[Editor Note: This MPEP section has limited applicability to applications subject to examination under the first inventor to file (FITF) provisions of the AIA as set forth in 35 U.S.C. 100 (note). See MPEP § 2159 et seq. to determine whether an application is subject to examination under the FITF provisions, MPEP § 2159.03 for the conditions under which this section applies to an AIA application, and MPEP § 2150 et seq. for examination of applications subject to those provisions.]
An invention is made when there is a conception and a reduction to practice. Dunn v. Ragin, 50 USPQ 472, 474 (Bd. Pat. Inter. 1941). Prior art under pre-AIA 35 U.S.C. 102(g) is limited to an invention that is made. In re Katz, 687 F.2d 450, 454, 215 USPQ 14, 17 (CCPA 1982) (the publication of an article, alone, is not deemed a constructive reduction to practice, and therefore its disclosure does not prove that any invention within the meaning of pre-AIA 35 U.S.C. 102(g) has ever been made).

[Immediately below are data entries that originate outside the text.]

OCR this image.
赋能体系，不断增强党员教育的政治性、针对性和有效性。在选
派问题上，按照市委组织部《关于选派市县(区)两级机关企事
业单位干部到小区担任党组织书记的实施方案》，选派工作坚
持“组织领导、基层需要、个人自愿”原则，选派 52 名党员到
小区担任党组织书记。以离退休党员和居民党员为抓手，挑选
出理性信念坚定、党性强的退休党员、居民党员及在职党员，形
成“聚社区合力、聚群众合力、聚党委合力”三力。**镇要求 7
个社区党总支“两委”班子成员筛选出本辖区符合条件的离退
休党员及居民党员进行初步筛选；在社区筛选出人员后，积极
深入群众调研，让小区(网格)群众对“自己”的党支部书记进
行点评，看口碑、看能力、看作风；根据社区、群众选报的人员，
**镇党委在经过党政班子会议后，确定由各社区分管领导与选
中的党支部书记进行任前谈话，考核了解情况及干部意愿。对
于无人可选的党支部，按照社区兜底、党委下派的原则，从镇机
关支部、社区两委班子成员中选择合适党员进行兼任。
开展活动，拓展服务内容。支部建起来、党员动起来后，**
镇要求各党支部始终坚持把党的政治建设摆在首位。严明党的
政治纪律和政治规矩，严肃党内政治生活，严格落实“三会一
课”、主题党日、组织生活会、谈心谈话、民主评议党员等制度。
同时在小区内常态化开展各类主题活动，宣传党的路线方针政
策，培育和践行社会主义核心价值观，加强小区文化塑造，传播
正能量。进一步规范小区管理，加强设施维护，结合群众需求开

Subject matter under pre-AIA 35 U.S.C. 102(g) is available only if made in this country. Pre-AIA 35 U.S.C. 104. Kondo v. Martel, 220 USPQ 47 (Bd. Pat. Inter. 1983) (acts of conception, reduction to practice and diligence must be demonstrated in this country). Compare Colbert v. Lofdahl, 21 USPQ2d 1068, 1071 (Bd. Pat. App. & Inter. 1991) (“[i]f the invention is reduced to practice in a foreign country and knowledge of the invention was brought into this country and disclosed to others, the inventor can derive no benefit from the work done abroad and such knowledge is merely evidence of conception of the invention”).
In accordance with pre-AIA 35 U.S.C. 102(g)(1), a party involved in an interference proceeding under pre-AIA 35 U.S.C. 135 or 291 may establish a date of invention under pre-AIA 35 U.S.C. 104. Pre-AIA 35 U.S.C. 104, as amended by GATT (Public Law 103-465, 108 Stat. 4809 (1994)) and NAFTA (Public Law 103-182, 107 Stat. 2057 (1993)), provides that an applicant can establish a date of invention in a NAFTA member country on or after December 8, 1993 or in WTO member country other than a NAFTA member country on or after January 1, 1996. Accordingly, an interference count may be won or lost on the basis of establishment of invention by one of the parties in a NAFTA or WTO member country, thereby rendering the subject matter of that count unpatentable to the other party under the principles of res judicata and collateral estoppel, even though such subject matter is not available as statutory prior art under pre-AIA 35 U.S.C. 102(g). See MPEP § 2138.01 regarding lost interference counts which are not statutory prior art.